Kim Ki-duks "Samaria" Glaube, Liebe, Sex

Der südkoreanische Regisseur Kim Ki-duk ist für seine unerbittlichen Erlösungstorturen bekannt. In seinem auf der Berlinale prämierten Film "Samaria" erzählt er mit provozierender Schönheit die gleichnishafte Tragödie zweier Freundinnen auf dem Schulmädchenstrich.

Von Oliver Hüttmann


Szene aus "Samaria" (mit Kwak Ji-min, Seo Min-jung): Zwischen Kindheit und Erwachsenwerden
Rapid Eye Movies

Szene aus "Samaria" (mit Kwak Ji-min, Seo Min-jung): Zwischen Kindheit und Erwachsenwerden

Kim Ki-duk kann einem richtig Schmerzen bereiten. In seinem Regiedebüt "Crocodile (1996) schockte der Südkoreaner mit Schnitten in den Penis, in "The Isle" (1999) verschluckt ein Mann einen Angelhaken, in "Bad Guy" (2002) wird vergewaltigt und erbrochen bis zum Delirium. Dennoch inszeniert er damit kein reines, sondern vielmehr ein reinigendes Schockkino. Gewaltszenen sind bei Kim Ki-duk wie verzweifelte Aufschreie nach Erlösung.

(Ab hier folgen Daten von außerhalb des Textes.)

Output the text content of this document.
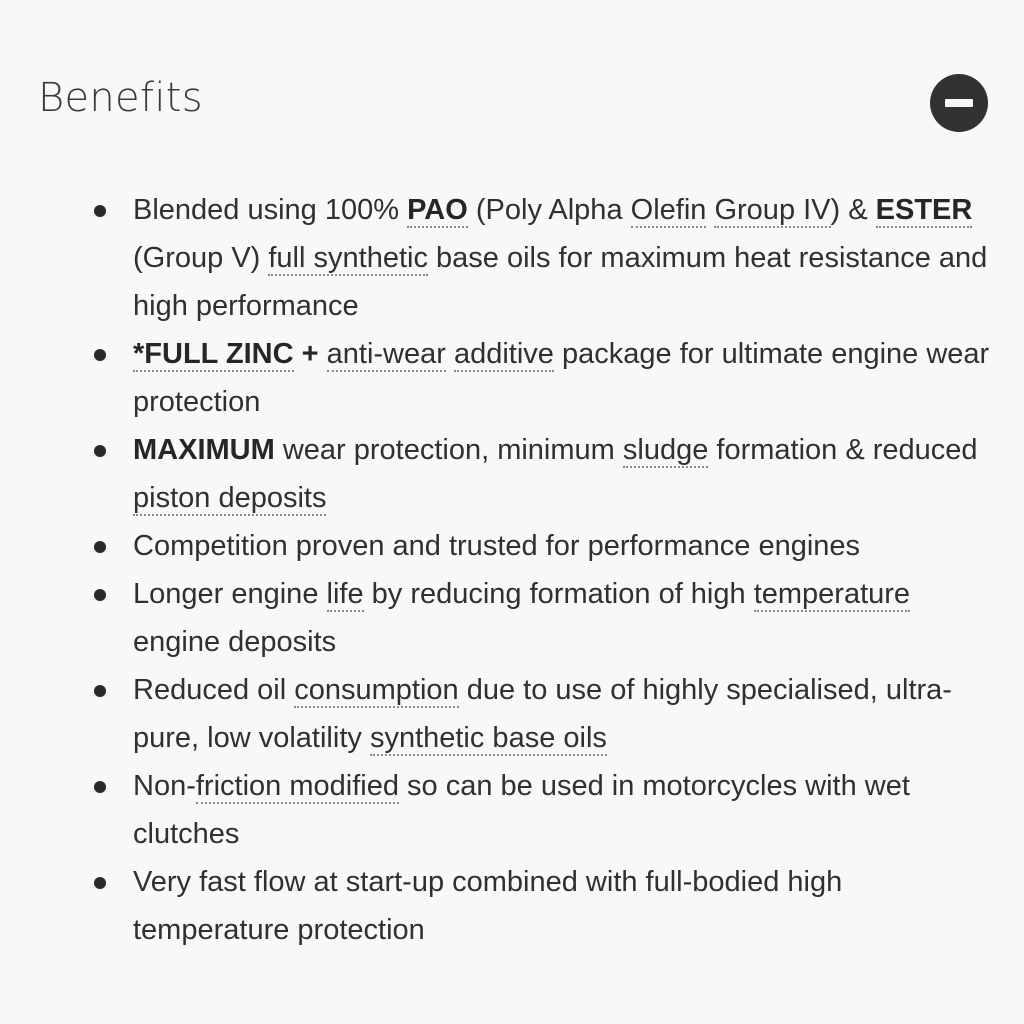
Benefits
Blended using 100% PAO (Poly Alpha Olefin Group IV) & ESTER (Group V) full synthetic base oils for maximum heat resistance and high performance
*FULL ZINC + anti-wear additive package for ultimate engine wear protection
MAXIMUM wear protection, minimum sludge formation & reduced piston deposits
Competition proven and trusted for performance engines
Longer engine life by reducing formation of high temperature engine deposits
Reduced oil consumption due to use of highly specialised, ultra-pure, low volatility synthetic base oils
Non-friction modified so can be used in motorcycles with wet clutches
Very fast flow at start-up combined with full-bodied high temperature protection
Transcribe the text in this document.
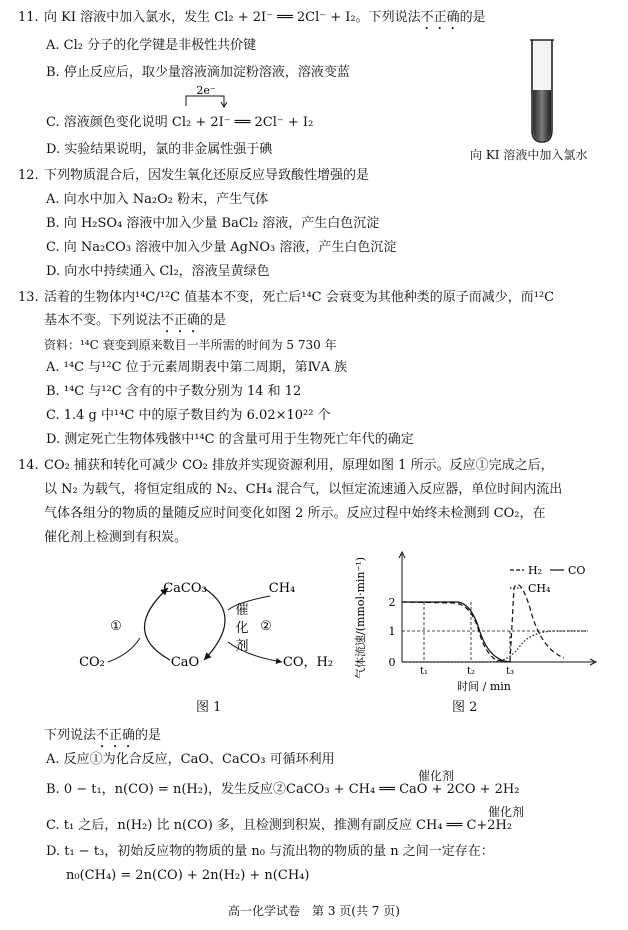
11. 向 KI 溶液中加入氯水，发生 Cl₂ + 2I⁻ ══ 2Cl⁻ + I₂。下列说法不正确的是
A. Cl₂ 分子的化学键是非极性共价键
B. 停止反应后，取少量溶液滴加淀粉溶液，溶液变蓝
2e⁻
C. 溶液颜色变化说明 Cl₂ + 2I⁻ ══ 2Cl⁻ + I₂
D. 实验结果说明，氯的非金属性强于碘	向 KI 溶液中加入氯水
12. 下列物质混合后，因发生氧化还原反应导致酸性增强的是
A. 向水中加入 Na₂O₂ 粉末，产生气体
B. 向 H₂SO₄ 溶液中加入少量 BaCl₂ 溶液，产生白色沉淀
C. 向 Na₂CO₃ 溶液中加入少量 AgNO₃ 溶液，产生白色沉淀
D. 向水中持续通入 Cl₂，溶液呈黄绿色
13. 活着的生物体内¹⁴C/¹²C 值基本不变，死亡后¹⁴C 会衰变为其他种类的原子而减少，而¹²C
基本不变。下列说法不正确的是
资料：¹⁴C 衰变到原来数目一半所需的时间为 5 730 年
A. ¹⁴C 与¹²C 位于元素周期表中第二周期，第ⅣA 族
B. ¹⁴C 与¹²C 含有的中子数分别为 14 和 12
C. 1.4 g 中¹⁴C 中的原子数目约为 6.02×10²² 个
D. 测定死亡生物体残骸中¹⁴C 的含量可用于生物死亡年代的确定
14. CO₂ 捕获和转化可减少 CO₂ 排放并实现资源利用，原理如图 1 所示。反应①完成之后，
以 N₂ 为载气，将恒定组成的 N₂、CH₄ 混合气，以恒定流速通入反应器，单位时间内流出
气体各组分的物质的量随反应时间变化如图 2 所示。反应过程中始终未检测到 CO₂，在
催化剂上检测到有积炭。
CaCO₃
CaO
CO₂
CH₄
CO，H₂
①	②
催
化
剂
图 1
气体流速/(mmol·min⁻¹) 0
1
2
t₁	t₂	t₃
时间 / min
H₂ CO
CH₄
图 2
下列说法不正确的是
A. 反应①为化合反应，CaO、CaCO₃ 可循环利用
催化剂
B. 0 − t₁，n(CO) = n(H₂)，发生反应②CaCO₃ + CH₄ ══ CaO + 2CO + 2H₂
催化剂
C. t₁ 之后，n(H₂) 比 n(CO) 多，且检测到积炭，推测有副反应 CH₄ ══ C+2H₂
D. t₁ − t₃，初始反应物的物质的量 n₀ 与流出物的物质的量 n 之间一定存在：
n₀(CH₄) = 2n(CO) + 2n(H₂) + n(CH₄)
高一化学试卷　第 3 页(共 7 页)
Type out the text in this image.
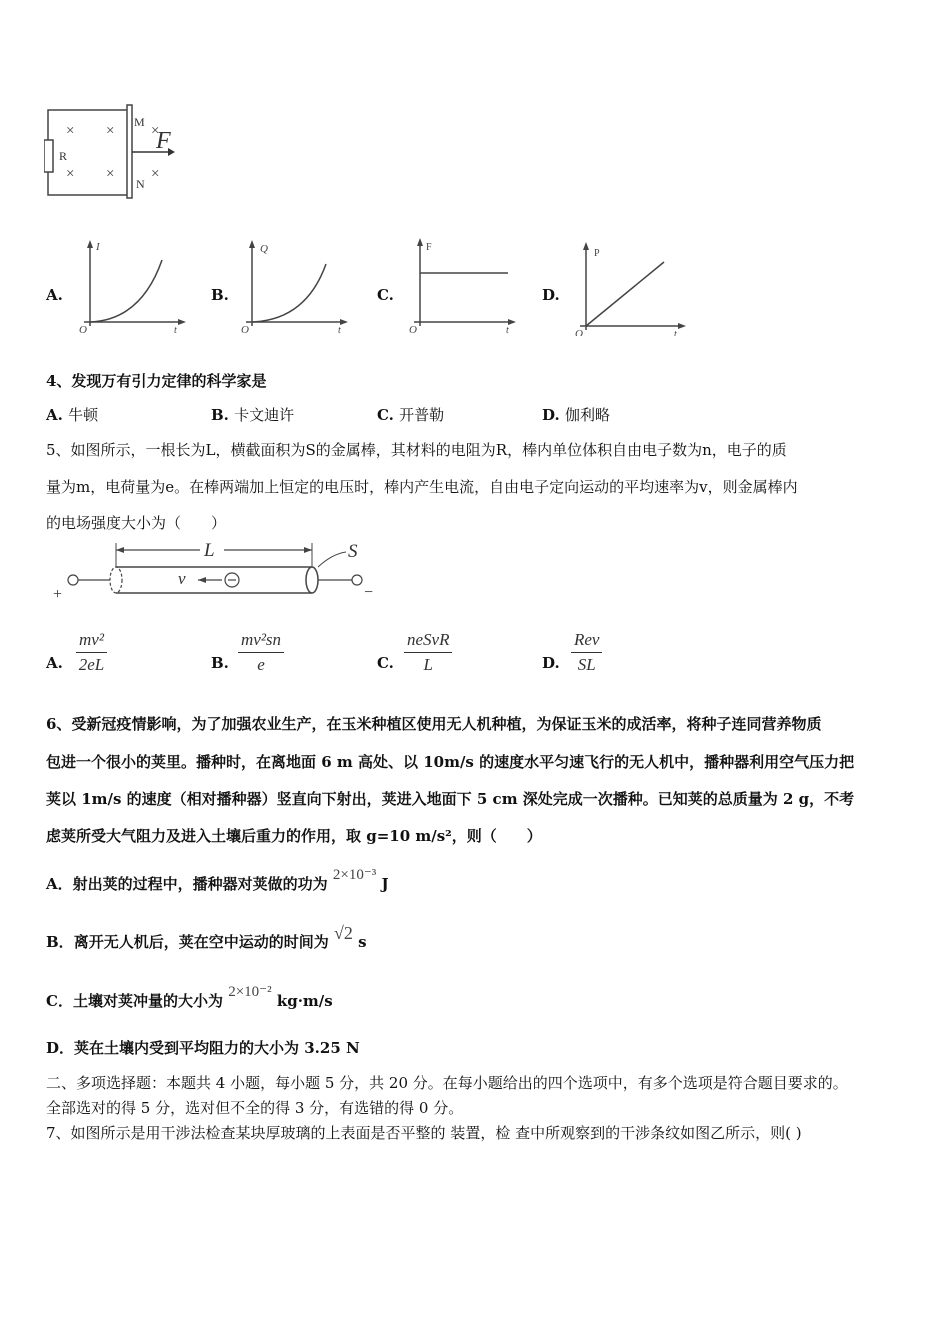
R
M
N
× × ×
× × ×
F
A.
I
t
O
B.
Q
t
O
C.
F
t
O
D.
P
t
O
4、发现万有引力定律的科学家是
A. 牛顿	B. 卡文迪许	C. 开普勒	D. 伽利略
5、如图所示，一根长为L，横截面积为S的金属棒，其材料的电阻为R，棒内单位体积自由电子数为n，电子的质
量为m，电荷量为e。在棒两端加上恒定的电压时，棒内产生电流，自由电子定向运动的平均速率为v，则金属棒内
的电场强度大小为（　　）
L
+	−
S
v
A. $\frac{\text{mv²}}{2eL}$	B. $\frac{\text{mv²sn}}{e}$	C.
neSvR
L	D.
Rev
SL
6、受新冠疫情影响，为了加强农业生产，在玉米种植区使用无人机种植，为保证玉米的成活率，将种子连同营养物质
包进一个很小的荚里。播种时，在离地面 6 m 高处、以 10m/s 的速度水平匀速飞行的无人机中，播种器利用空气压力把
荚以 1m/s 的速度（相对播种器）竖直向下射出，荚进入地面下 5 cm 深处完成一次播种。已知荚的总质量为 2 g，不考
虑荚所受大气阻力及进入土壤后重力的作用，取 g=10 m/s²，则（　　）
A．射出荚的过程中，播种器对荚做的功为 2×10⁻³ J
B．离开无人机后，荚在空中运动的时间为 √2 s
C．土壤对荚冲量的大小为 2×10⁻² kg·m/s
D．荚在土壤内受到平均阻力的大小为 3.25 N
二、多项选择题：本题共 4 小题，每小题 5 分，共 20 分。在每小题给出的四个选项中，有多个选项是符合题目要求的。
全部选对的得 5 分，选对但不全的得 3 分，有选错的得 0 分。
7、如图所示是用干涉法检查某块厚玻璃的上表面是否平整的 装置，检 查中所观察到的干涉条纹如图乙所示，则( )
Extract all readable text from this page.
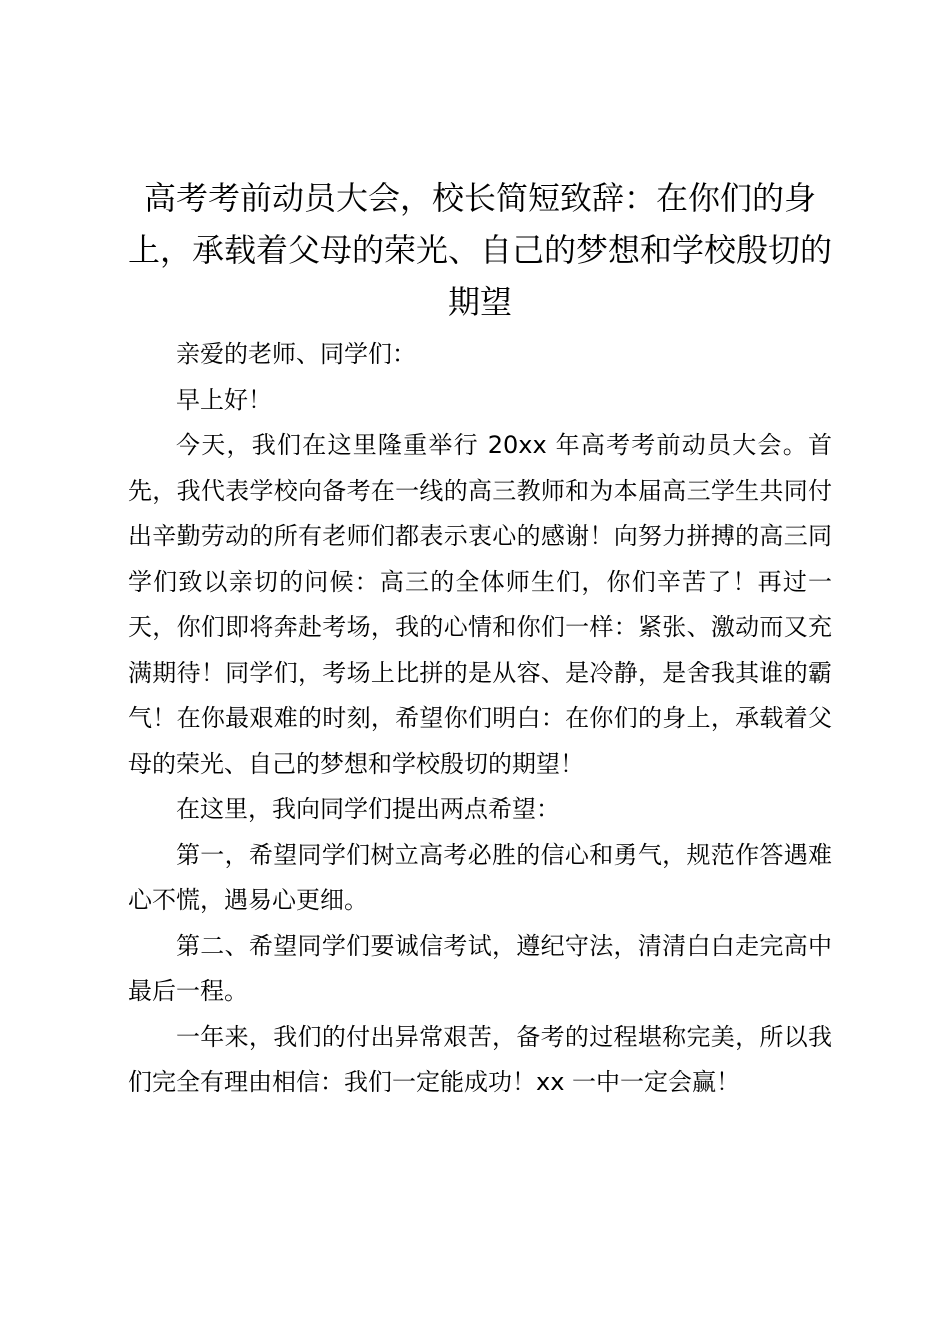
高考考前动员大会，校长简短致辞：在你们的身上，承载着父母的荣光、自己的梦想和学校殷切的期望

亲爱的老师、同学们：

早上好！

今天，我们在这里隆重举行 20xx 年高考考前动员大会。首先，我代表学校向备考在一线的高三教师和为本届高三学生共同付出辛勤劳动的所有老师们都表示衷心的感谢！向努力拼搏的高三同学们致以亲切的问候：高三的全体师生们，你们辛苦了！再过一天，你们即将奔赴考场，我的心情和你们一样：紧张、激动而又充满期待！同学们，考场上比拼的是从容、是冷静，是舍我其谁的霸气！在你最艰难的时刻，希望你们明白：在你们的身上，承载着父母的荣光、自己的梦想和学校殷切的期望！

在这里，我向同学们提出两点希望：

第一，希望同学们树立高考必胜的信心和勇气，规范作答遇难心不慌，遇易心更细。

第二、希望同学们要诚信考试，遵纪守法，清清白白走完高中最后一程。

一年来，我们的付出异常艰苦，备考的过程堪称完美，所以我们完全有理由相信：我们一定能成功！xx 一中一定会赢！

Sein neuer Film "Samaria" löst erneut Unbehagen aus: Zwei minderjährige Mädchen geben sich bewusst der Prostitution hin. Yeo-jin (Kwak Ji-min) kontaktiert am Mobiltelefon die Freier, Jae-young (Seo Min-jung) schläft mit ihnen in Stundenhotels. Mit dem Geld wollen die Freundinnen eine Flugreise nach Europa bezahlen. Ein naiver Traum, auch wenn Yeo-jin schon bald Zweifel befallen. Jae-young dagegen schwärmt davon, die Männer zu beglücken. "Sie sind wie Kinder. Es macht mir Spaß", sagt sie mit strahlenden Augen. "Lass uns noch ein wenig weitermachen." Und dann ist es auch schon zu spät.

Jae-young winkt noch am Fenster, aus dem sie sich kurz darauf in die Tiefe stürzt. Denn zwei Polizisten haben das Zimmer in der Absteige betreten und Yeo-jin, die Schmiere stand, hat sie übersehen. Als Jae-young im Krankenhaus gestorben ist, ruft Yeo-jin ihre Kunden wieder an. Diesmal geht sie mit ihnen ins Bett und gibt den verblüfften Männern das Geld zurück, das sie Jae-young gezahlt hatten. Sie fühlen sich geschmeichelt, genießen es. Und dazu lacht Yeo-jin, die zuvor eher schüchtern und von den Männer angeekelt war. Lacht, so wie es Jae-young immer getan hat. Einmal kann sie gar nicht mehr aufhören zu lachen.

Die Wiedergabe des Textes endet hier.